Gli esempi sono molti, pensiamo alla necessità di potenziare l’economia digitale dove l’Italia resta molto indietro, a cominciare dalla rete internet. E spicca in particolare il turismo che rappresenta oltre il 10% del prodotto lordo. È stato cancellato dalla pandemia e dal lockdown. Non si sa come rimetterlo in piedi. Non solo. Lo si affronta per lo più in chiave ludica (possiamo andare al mare oppure no, faremo le vacanze in Italia, ecc.), mentre sembra chiaro che il modello sul quale si è retto il boom degli anni scorsi (pensiamo ai bed&breakfast), è destinato al tramonto. Non abbiamo visto finora un’analisi strutturale e un approccio di sistema; eppure ne va dell’esistenza economica di intere città ed è in gioco il futuro di almeno un milione di lavoratori se calcoliamo solo gli addetti in senso stretto.

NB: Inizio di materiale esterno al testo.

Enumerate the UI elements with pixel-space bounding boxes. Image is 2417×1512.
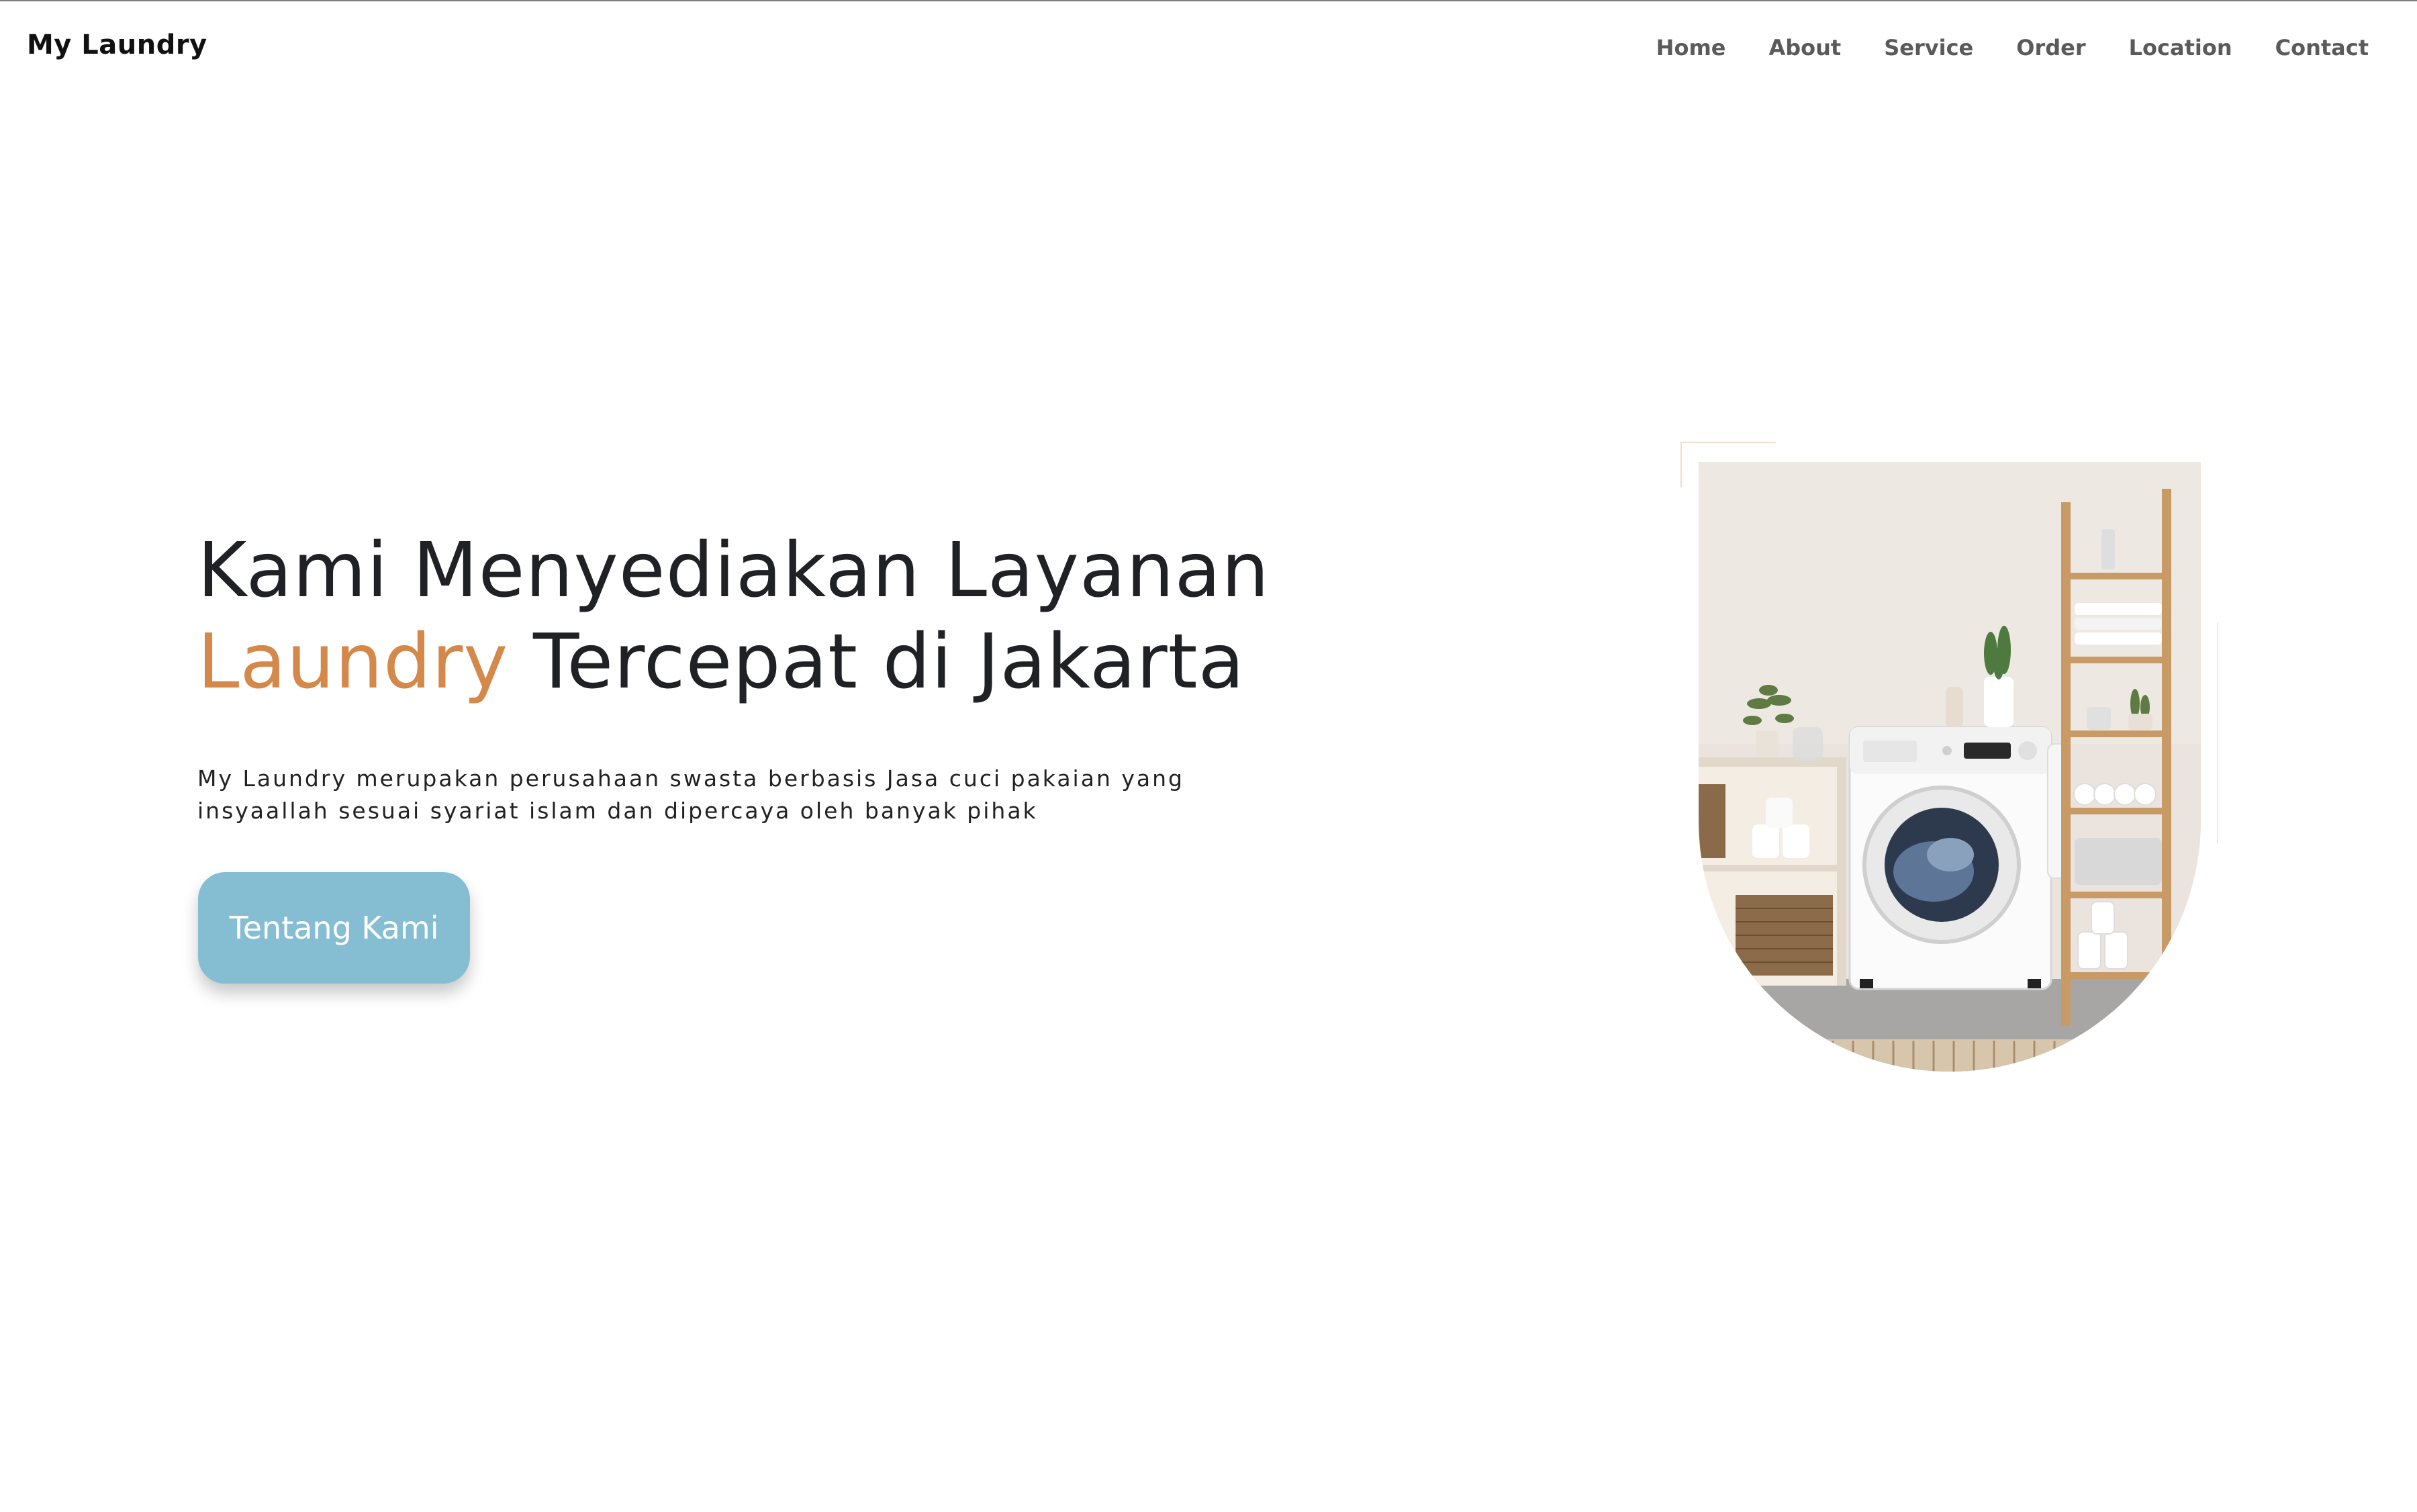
washing-machine-room-illustration bbox=[1699, 462, 2201, 1072]
hero-description: My Laundry merupakan perusahaan swasta b… bbox=[197, 765, 1184, 824]
navbar: My Laundry Home About Service Order Loca… bbox=[0, 1, 2417, 95]
about-us-button[interactable]: Tentang Kami bbox=[198, 872, 470, 984]
brand-logo[interactable]: My Laundry bbox=[27, 30, 207, 60]
nav-link-about[interactable]: About bbox=[1768, 35, 1841, 60]
page: My Laundry Home About Service Order Loca… bbox=[0, 0, 2417, 1512]
nav-link-contact[interactable]: Contact bbox=[2275, 35, 2369, 60]
hero-image bbox=[1699, 462, 2201, 1072]
nav-menu: Home About Service Order Location Contac… bbox=[1656, 35, 2369, 60]
decorative-frame-line bbox=[2217, 622, 2218, 844]
nav-link-location[interactable]: Location bbox=[2129, 35, 2232, 60]
nav-link-home[interactable]: Home bbox=[1656, 35, 1726, 60]
nav-link-service[interactable]: Service bbox=[1884, 35, 1973, 60]
nav-link-order[interactable]: Order bbox=[2016, 35, 2085, 60]
hero-title-line2: Tercepat di Jakarta bbox=[508, 618, 1245, 706]
hero-title-accent: Laundry bbox=[197, 618, 509, 706]
hero-title: Kami Menyediakan Layanan Laundry Tercepat… bbox=[197, 525, 1339, 708]
hero-title-line1: Kami Menyediakan Layanan bbox=[197, 527, 1270, 614]
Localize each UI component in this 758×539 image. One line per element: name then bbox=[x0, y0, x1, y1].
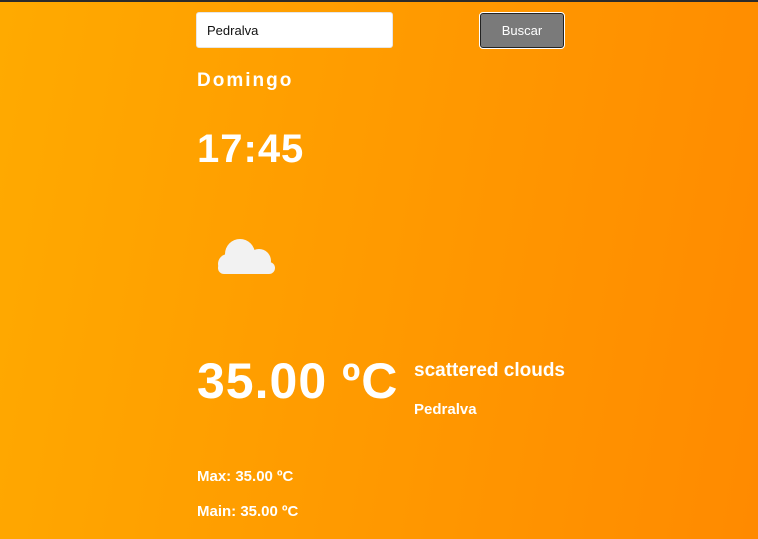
top-border bbox=[0, 0, 758, 2]
city-name: Pedralva bbox=[414, 401, 477, 418]
max-temperature: Max: 35.00 ºC bbox=[197, 468, 294, 485]
main-temperature: Main: 35.00 ºC bbox=[197, 503, 299, 520]
day-label: Domingo bbox=[197, 70, 294, 91]
temperature: 35.00 ºC bbox=[197, 353, 399, 409]
search-button[interactable]: Buscar bbox=[479, 12, 565, 49]
search-input[interactable] bbox=[196, 12, 393, 48]
time-display: 17:45 bbox=[197, 127, 305, 171]
cloud-icon bbox=[214, 234, 280, 278]
weather-description: scattered clouds bbox=[414, 360, 565, 381]
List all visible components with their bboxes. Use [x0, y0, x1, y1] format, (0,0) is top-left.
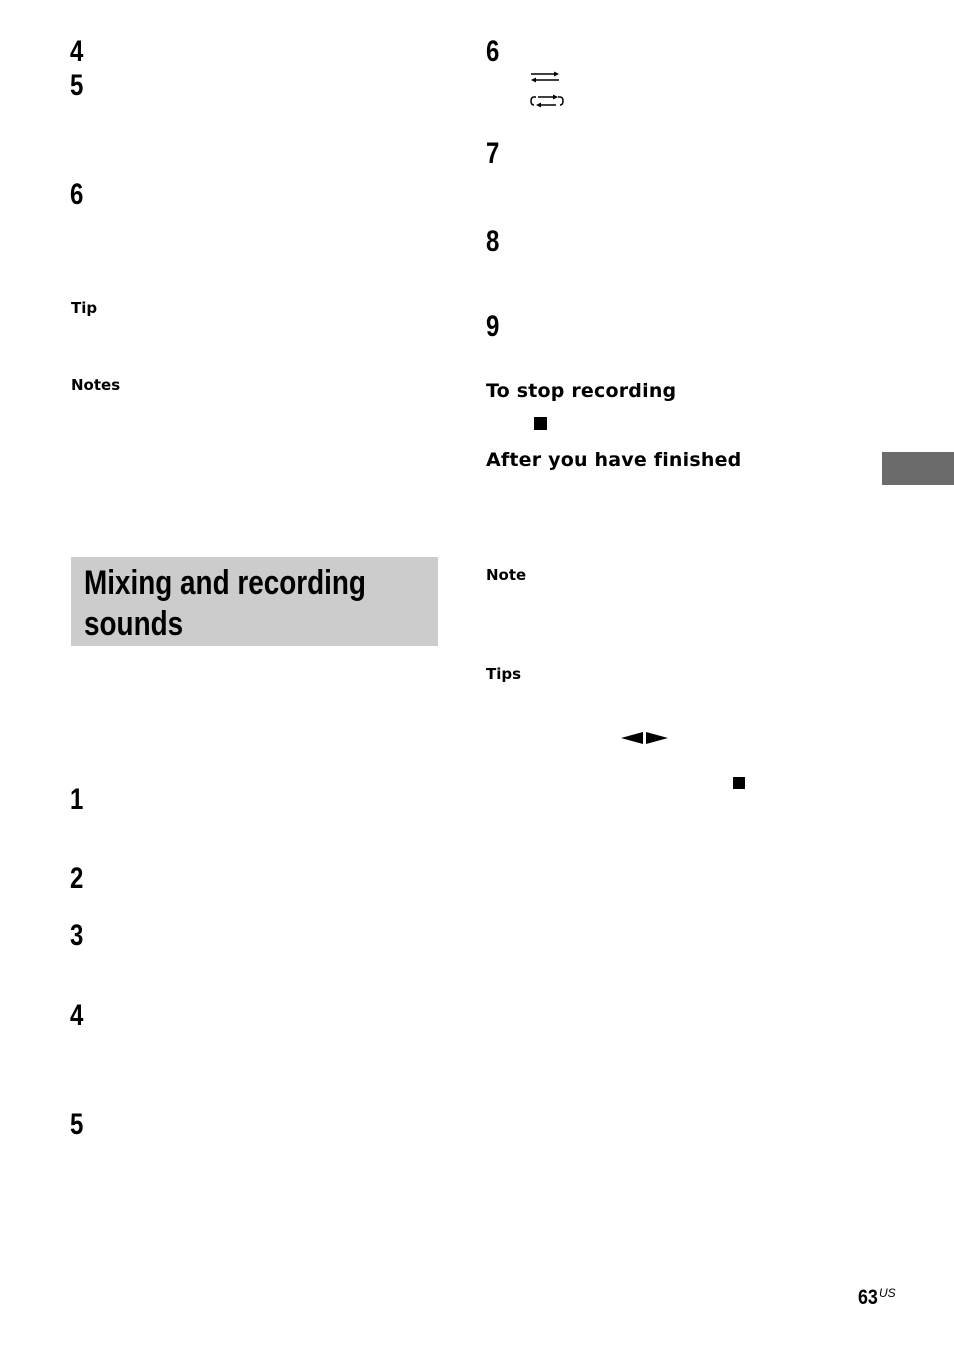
page-number-suffix: US	[879, 1286, 896, 1300]
tip-label: Tip	[71, 299, 98, 317]
step-number: 6	[70, 178, 84, 211]
step-number: 3	[70, 919, 84, 952]
step-number: 9	[486, 310, 500, 343]
notes-label: Notes	[71, 376, 121, 394]
stop-recording-heading: To stop recording	[486, 380, 677, 402]
step-number: 4	[70, 35, 84, 68]
step-number: 4	[70, 999, 84, 1032]
play-direction-icon	[621, 732, 668, 744]
section-title: Mixing and recording sounds	[84, 563, 366, 645]
section-title-line: sounds	[84, 605, 184, 643]
repeat-arrows-icon	[531, 71, 559, 83]
stop-icon	[534, 417, 547, 430]
note-label: Note	[486, 566, 527, 584]
step-number: 6	[486, 35, 500, 68]
section-title-line: Mixing and recording	[84, 564, 366, 602]
page-number: 63	[858, 1286, 878, 1309]
step-number: 7	[486, 137, 500, 170]
section-heading-box: Mixing and recording sounds	[71, 557, 438, 646]
step-number: 5	[70, 69, 84, 102]
step-number: 5	[70, 1108, 84, 1141]
tips-label: Tips	[486, 665, 522, 683]
section-tab-marker	[882, 452, 954, 485]
step-number: 1	[70, 783, 84, 816]
step-number: 2	[70, 862, 84, 895]
after-finished-heading: After you have finished	[486, 449, 742, 471]
step-number: 8	[486, 225, 500, 258]
stop-icon	[733, 777, 745, 789]
repeat-loop-icon	[530, 94, 564, 108]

Ci sono settori dell’economia dove un euro investito ne mette in moto molti altri, con un forte impatto moltiplicatore. Le risorse disponibili, quelle europee, quelle interne e quelle recuperate sui mercati emettendo titoli per coprire il disavanzo pubblico, dovrebbero essere concentrate là dove l’effetto trainante è più forte e nei settori che debbono essere potenziati per affrontare il mondo che verrà. Non sembra che il decreto di maggio si muova in questa direzione. Ma saremmo contenti di sbagliarci.